[PATCH v5 1/7] bits: split the definition of the asm and non-asm GENMASK()

David Laight david.laight.linux at gmail.com
Sun Mar 9 01:58:53 UTC 2025


On Fri, 7 Mar 2025 18:58:08 +0900
Vincent Mailhol <mailhol.vincent at wanadoo.fr> wrote:

> On 07/03/2025 at 04:23, David Laight wrote:
> > On Thu, 06 Mar 2025 20:29:52 +0900
> > Vincent Mailhol via B4 Relay <devnull+mailhol.vincent.wanadoo.fr at kernel.org> wrote:
> >   
> >> From: Vincent Mailhol <mailhol.vincent at wanadoo.fr>
> >>
> >> In an upcoming change, GENMASK() and its friends will indirectly
> >> depend on sizeof() which is not available in asm.
> >>
> >> Instead of adding further complexity to __GENMASK() to make it work
> >> for both asm and non asm, just split the definition of the two
> >> variants.  
> > ...  
> >> +#else /* defined(__ASSEMBLY__) */
> >> +
> >> +#define GENMASK(h, l)		__GENMASK(h, l)
> >> +#define GENMASK_ULL(h, l)	__GENMASK_ULL(h, l)  
> > 
> > What do those actually expand to now?
> > As I've said a few times both UL(0) and ULL(0) are just (0) for __ASSEMBLY__
> > so the expansions of __GENMASK() and __GENMASK_ULL() contained the
> > same numeric constants.  
> 
> Indeed, in asm, the UL(0) and ULL(0) expands to the same thing: 0.
> 
> But the two macros still expand to something different on 32 bits
> architectures:
> 
>   * __GENMASK:
> 
>       (((~(0)) << (l)) & (~(0) >> (32 - 1 - (h))))
> 
>   * __GENMASK_ULL:
> 
>       (((~(0)) << (l)) & (~(0) >> (64 - 1 - (h))))
> 
> On 64 bits architecture these are the same.

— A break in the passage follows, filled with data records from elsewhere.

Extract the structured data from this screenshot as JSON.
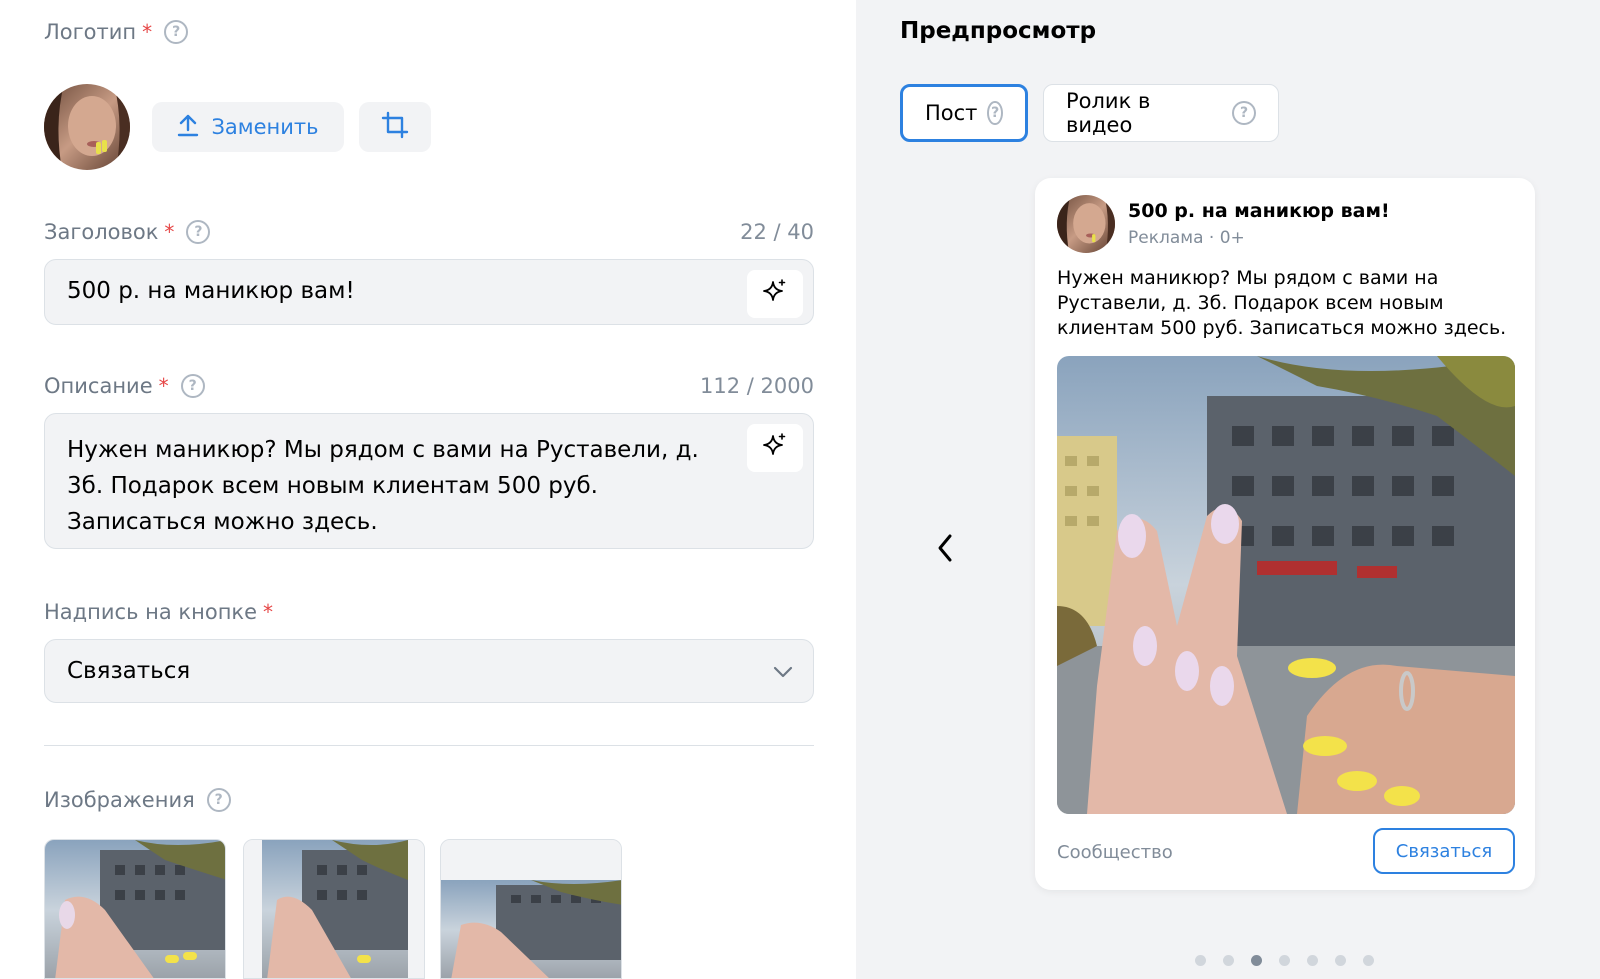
{
  "logo": {
    "label": "Логотип",
    "required": "*",
    "replace_label": "Заменить"
  },
  "headline": {
    "label": "Заголовок",
    "required": "*",
    "counter": "22 / 40",
    "value": "500 р. на маникюр вам!"
  },
  "description": {
    "label": "Описание",
    "required": "*",
    "counter": "112 / 2000",
    "line1": "Нужен маникюр? Мы рядом с вами на Руставели, д.",
    "line2": "3б. Подарок всем новым клиентам 500 руб.",
    "line3": "Записаться можно здесь."
  },
  "button_caption": {
    "label": "Надпись на кнопке",
    "required": "*",
    "value": "Связаться"
  },
  "images": {
    "label": "Изображения"
  },
  "preview": {
    "title": "Предпросмотр",
    "tabs": [
      {
        "label": "Пост",
        "active": true
      },
      {
        "label": "Ролик в видео",
        "active": false
      }
    ],
    "card": {
      "title": "500 р. на маникюр вам!",
      "subtitle": "Реклама · 0+",
      "text": "Нужен маникюр? Мы рядом с вами на Руставели, д. 3б. Подарок всем новым клиентам 500 руб. Записаться можно здесь.",
      "community": "Сообщество",
      "cta": "Связаться"
    },
    "dots_count": 7,
    "active_dot": 3
  },
  "colors": {
    "accent": "#2d81e0",
    "required": "#e64646",
    "muted": "#818c99",
    "field_bg": "#f2f3f5"
  }
}
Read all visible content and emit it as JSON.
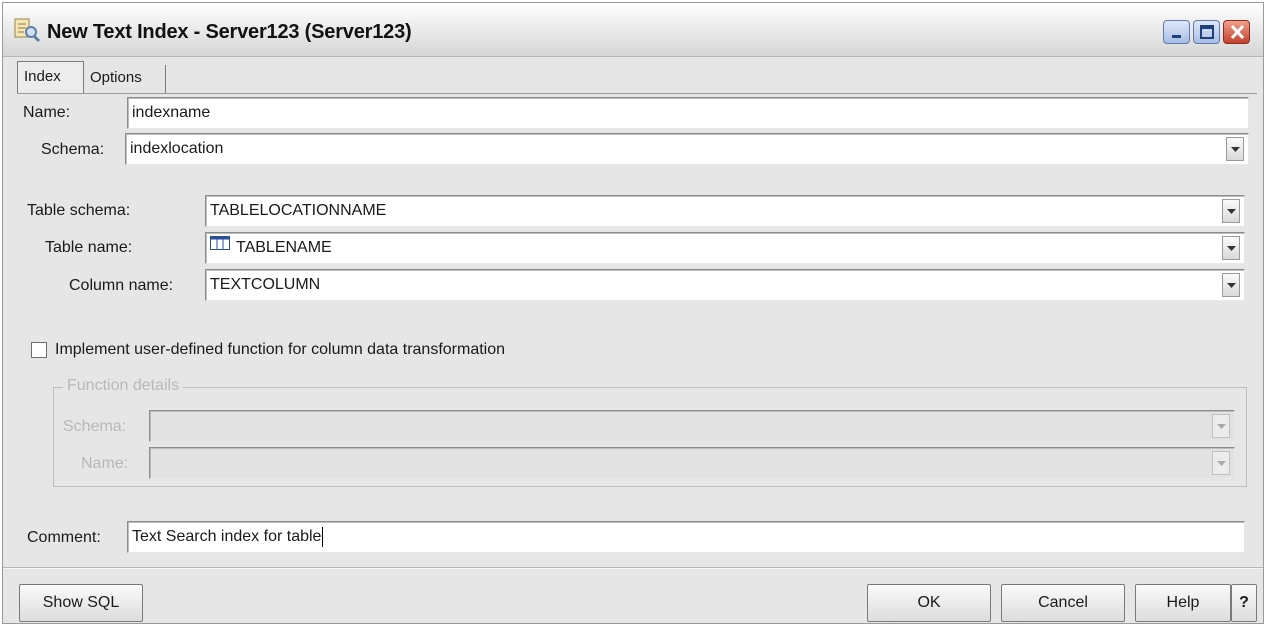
{
  "window": {
    "title": "New Text Index - Server123 (Server123)"
  },
  "tabs": [
    {
      "label": "Index"
    },
    {
      "label": "Options"
    }
  ],
  "form": {
    "name_label": "Name:",
    "name_value": "indexname",
    "schema_label": "Schema:",
    "schema_value": "indexlocation",
    "table_schema_label": "Table schema:",
    "table_schema_value": "TABLELOCATIONNAME",
    "table_name_label": "Table name:",
    "table_name_value": "TABLENAME",
    "column_name_label": "Column name:",
    "column_name_value": "TEXTCOLUMN",
    "udf_checkbox_label": "Implement user-defined function for column data transformation",
    "udf_checked": false,
    "function_details": {
      "title": "Function details",
      "schema_label": "Schema:",
      "name_label": "Name:"
    },
    "comment_label": "Comment:",
    "comment_value": "Text Search index for table"
  },
  "buttons": {
    "show_sql": "Show SQL",
    "ok": "OK",
    "cancel": "Cancel",
    "help": "Help",
    "help_question": "?"
  }
}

I've just fed those into godbolt (https://www.godbolt.org/z/Ter6WE9qE) as:
int fi(void)
{
    int v;
    asm("mov $(((~(0)) << (8)) & (~(0) >> (32 - 1 - (15)))),%0": "=r" (v));
    return v -(((~(0u)) << (8)) & (~(0u) >> (32 - 1 - (15))));
}

gas warns:
<source>:4: Warning: 0xffffffffff00 shortened to 0xffffff00

unsigned long long fll(void)
{
    unsigned long long v;
    asm("mov $(((~(0)) << (8)) & (~(0) >> (64 - 1 - (15)))),%0": "=r" (v));
    return v -(((~(0ull)) << (8)) & (~(0ull) >> (64 - 1 - (15))));
}

(for other architectures you'll need to change the opcode)

For x86 and x86-32 the assembler seems to be doing 64bit maths with unsigned
right shifts - so the second function (with the 64 in it) generates 0xff00.
I doubt a 32bit only assembler does 64bit maths, but the '>> 48' above
might get masked to a '>> 16' by the cpu and generate the correct result.

So __GENMASK() is likely to be broken for any assembler that supports 64bits
when generating 32bit code.
__GENMASK_ULL() works (assuming all have unsigned >>) on 64bit assemblers
(even when generating 32bit code). It may work on some 32bit assemblers.

Since most uses in the header files will be GENMASK() I doubt (hope) no
asm code actually uses the values!
The headers assemble - but that is about all that can be said.